24 octobre 2019
Le Président Evo Morales a déclaré ce mercredi matin, lors d’une conférence de presse, qu’un coup d’état était en cours en Bolivie et « qu’il faisait à nouveau appel à la solidarité internationale pour défendre le Processus » (connu comme “Proceso de Cambio”) dans mon pays.
Avec une grande amertume, ayant participé au gouvernement entre les années 2006 et 2011, je suis très désolé de vous dire que cette affirmation d’Evo Morales est complètement fausse.
Certes, il est vrai que la Bolivie connaît aujourd’hui une très forte radicalisation et convulsion sociale. Pour preuve, les immeubles de plusieurs sièges de la Cour Électorale ont été brûlés dans plusieurs départements et il y a des manifestations dans le pays tout entier qui mobilisent des centaines de milliers de personnes.
Mais, quel est l’origine de ces mouvements sociaux qui pourraient dégénérer dans des affrontements d’une violence extrême ? Serait-il vrai que la cinquième étape d’un coup d’état “soft” promu par « l’Impérialisme Américain » et le candidat Carlos Mesa à l’encontre du Président Morales serait en place comme l’affirme son ancien Ministre de l’Intérieur ?
La raison principale qui a amené à une grande partie du peuple bolivien à prendre les rues, tient d’un côté “mauvais perdant” du propre Evo lors du résultat du Referendum du 21 février 2016 pour un quatrième mandat consécutif. Lors de ce Referendum, proposé par Evo lui-même, 51,3% de la population s’est prononcé pour le NON à un possible quatrième mandat pour le Président et son vice- Président Álvaro García Linera. Au début, Evo reconnût sa défaite.
Néanmoins, lors d’une affaire médiatique rocambolesque, consécutif à la fin de campagne électorale de ce Referendum connu comme « Le Mensonge Zapata », (digne d’une « télénovela » mexicaine), dans lequel son ex petite-amie déclara aux média avoir eu un fils du Président (qui plus est reconnu par Evo au registre civil bolivien), qui d’abord était soi-disant décédé pour ensuite figurer comme non né, le Président cria à la conspiration et dans cette confusion déclara que le Referendum fut ni plus ni moins perdu à cause de la campagne médiatique à son encontre.
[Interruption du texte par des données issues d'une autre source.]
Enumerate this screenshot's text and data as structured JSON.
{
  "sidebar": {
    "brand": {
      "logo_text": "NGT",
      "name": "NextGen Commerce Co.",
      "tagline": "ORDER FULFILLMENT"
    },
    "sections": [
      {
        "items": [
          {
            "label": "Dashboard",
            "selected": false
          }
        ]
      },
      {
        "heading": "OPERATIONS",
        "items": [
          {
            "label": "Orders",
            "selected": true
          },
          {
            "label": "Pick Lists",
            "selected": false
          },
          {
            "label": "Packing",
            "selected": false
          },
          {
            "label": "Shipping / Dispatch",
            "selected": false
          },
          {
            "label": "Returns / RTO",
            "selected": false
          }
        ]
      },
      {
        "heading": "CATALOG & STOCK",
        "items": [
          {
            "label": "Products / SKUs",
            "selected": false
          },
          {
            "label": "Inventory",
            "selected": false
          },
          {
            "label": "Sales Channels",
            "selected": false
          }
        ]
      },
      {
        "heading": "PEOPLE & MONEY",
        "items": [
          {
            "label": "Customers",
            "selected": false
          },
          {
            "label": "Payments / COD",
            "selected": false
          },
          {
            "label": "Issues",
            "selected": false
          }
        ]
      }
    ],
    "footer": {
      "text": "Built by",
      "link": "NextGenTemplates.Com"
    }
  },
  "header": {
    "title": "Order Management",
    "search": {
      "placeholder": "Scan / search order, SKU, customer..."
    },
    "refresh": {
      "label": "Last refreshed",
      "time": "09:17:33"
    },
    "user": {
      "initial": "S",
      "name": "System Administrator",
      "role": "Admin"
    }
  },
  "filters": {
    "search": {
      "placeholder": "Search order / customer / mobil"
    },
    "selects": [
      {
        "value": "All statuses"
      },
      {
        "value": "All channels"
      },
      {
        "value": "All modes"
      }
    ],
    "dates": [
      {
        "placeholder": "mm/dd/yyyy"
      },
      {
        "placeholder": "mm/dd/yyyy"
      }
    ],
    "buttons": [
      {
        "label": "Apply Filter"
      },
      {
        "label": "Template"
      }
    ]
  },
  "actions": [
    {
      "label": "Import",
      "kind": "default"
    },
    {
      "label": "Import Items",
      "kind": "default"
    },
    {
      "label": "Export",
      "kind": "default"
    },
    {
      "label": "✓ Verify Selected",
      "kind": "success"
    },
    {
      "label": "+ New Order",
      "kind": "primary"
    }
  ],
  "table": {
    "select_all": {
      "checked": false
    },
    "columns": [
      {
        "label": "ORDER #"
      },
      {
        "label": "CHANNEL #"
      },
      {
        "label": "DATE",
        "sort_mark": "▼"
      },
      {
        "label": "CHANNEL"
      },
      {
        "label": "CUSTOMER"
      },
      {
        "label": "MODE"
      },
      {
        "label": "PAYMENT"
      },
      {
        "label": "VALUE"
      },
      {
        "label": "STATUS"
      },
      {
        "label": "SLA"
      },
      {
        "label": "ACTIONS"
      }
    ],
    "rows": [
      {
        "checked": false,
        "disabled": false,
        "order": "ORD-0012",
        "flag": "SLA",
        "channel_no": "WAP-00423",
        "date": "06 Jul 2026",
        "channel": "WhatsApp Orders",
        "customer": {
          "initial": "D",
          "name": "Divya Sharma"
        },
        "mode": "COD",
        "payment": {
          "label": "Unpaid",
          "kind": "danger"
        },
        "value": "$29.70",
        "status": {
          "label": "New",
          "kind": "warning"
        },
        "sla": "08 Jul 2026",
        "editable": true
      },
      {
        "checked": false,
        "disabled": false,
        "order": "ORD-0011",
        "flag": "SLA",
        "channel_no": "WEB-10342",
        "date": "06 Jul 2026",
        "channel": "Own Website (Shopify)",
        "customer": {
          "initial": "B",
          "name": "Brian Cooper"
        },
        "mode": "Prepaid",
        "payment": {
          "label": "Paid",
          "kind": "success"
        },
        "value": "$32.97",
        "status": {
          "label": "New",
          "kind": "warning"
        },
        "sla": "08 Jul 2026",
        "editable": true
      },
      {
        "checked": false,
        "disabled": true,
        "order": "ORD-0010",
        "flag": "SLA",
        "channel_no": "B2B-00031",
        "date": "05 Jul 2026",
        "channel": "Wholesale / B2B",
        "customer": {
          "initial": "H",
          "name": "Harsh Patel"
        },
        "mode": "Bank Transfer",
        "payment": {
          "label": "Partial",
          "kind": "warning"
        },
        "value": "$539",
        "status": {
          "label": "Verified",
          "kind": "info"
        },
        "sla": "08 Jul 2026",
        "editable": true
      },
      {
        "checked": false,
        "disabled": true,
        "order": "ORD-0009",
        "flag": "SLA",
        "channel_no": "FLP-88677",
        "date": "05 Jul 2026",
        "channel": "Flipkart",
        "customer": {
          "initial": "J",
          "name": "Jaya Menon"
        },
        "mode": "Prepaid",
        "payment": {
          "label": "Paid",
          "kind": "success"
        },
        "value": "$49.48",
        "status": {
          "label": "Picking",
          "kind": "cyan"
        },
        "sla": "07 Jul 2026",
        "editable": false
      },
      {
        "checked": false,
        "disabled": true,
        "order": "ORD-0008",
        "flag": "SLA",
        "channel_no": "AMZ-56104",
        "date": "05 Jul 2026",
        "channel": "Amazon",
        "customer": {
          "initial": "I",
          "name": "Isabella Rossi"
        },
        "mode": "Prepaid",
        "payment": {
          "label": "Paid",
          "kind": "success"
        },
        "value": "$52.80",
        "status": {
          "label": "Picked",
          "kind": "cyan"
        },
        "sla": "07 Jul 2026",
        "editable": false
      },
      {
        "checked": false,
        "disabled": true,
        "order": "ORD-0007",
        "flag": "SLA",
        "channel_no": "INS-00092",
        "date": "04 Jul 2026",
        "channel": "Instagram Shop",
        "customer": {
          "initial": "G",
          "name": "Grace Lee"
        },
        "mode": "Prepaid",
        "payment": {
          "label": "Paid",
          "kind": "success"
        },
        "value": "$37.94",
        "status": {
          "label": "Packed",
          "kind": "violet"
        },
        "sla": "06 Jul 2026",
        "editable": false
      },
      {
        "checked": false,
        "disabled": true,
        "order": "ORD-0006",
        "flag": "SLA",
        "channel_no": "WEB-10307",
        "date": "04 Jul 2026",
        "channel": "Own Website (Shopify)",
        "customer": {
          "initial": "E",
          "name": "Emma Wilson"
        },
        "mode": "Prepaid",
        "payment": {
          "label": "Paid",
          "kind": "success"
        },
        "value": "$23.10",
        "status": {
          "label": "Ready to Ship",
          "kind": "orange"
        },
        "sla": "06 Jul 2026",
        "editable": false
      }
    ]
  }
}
Le fait est, que dans cette sombre histoire, Gabriela Zapata finit en prison (dans une cellule V.I.P.), alors qu’il apparut que cette ex petite amie était ni plus ni moins que Directeur de la société de travaux publiques CAMC de la Chine et négociait des contrats de plusieurs centaines de millions de dollars depuis le bureau officiel de la Première dame.
Un an après, vers la fin 2017, dans un « coup de théâtre » monumental, ce fut le tour du Tribunal Constitutionnel de déclarer les citoyens Evo Morales et Alvaro García Linera aptes pour une postulation à une quatrième mandat, car la décision du souverain lors du Referendum avait été « à l’encontre de leurs droits humains ». En donnant patte-blanche à la ré élection, furent bafoués au passage les articles de la Constitution bolivienne qui interdisaient la ré élection plus d’une seule fois.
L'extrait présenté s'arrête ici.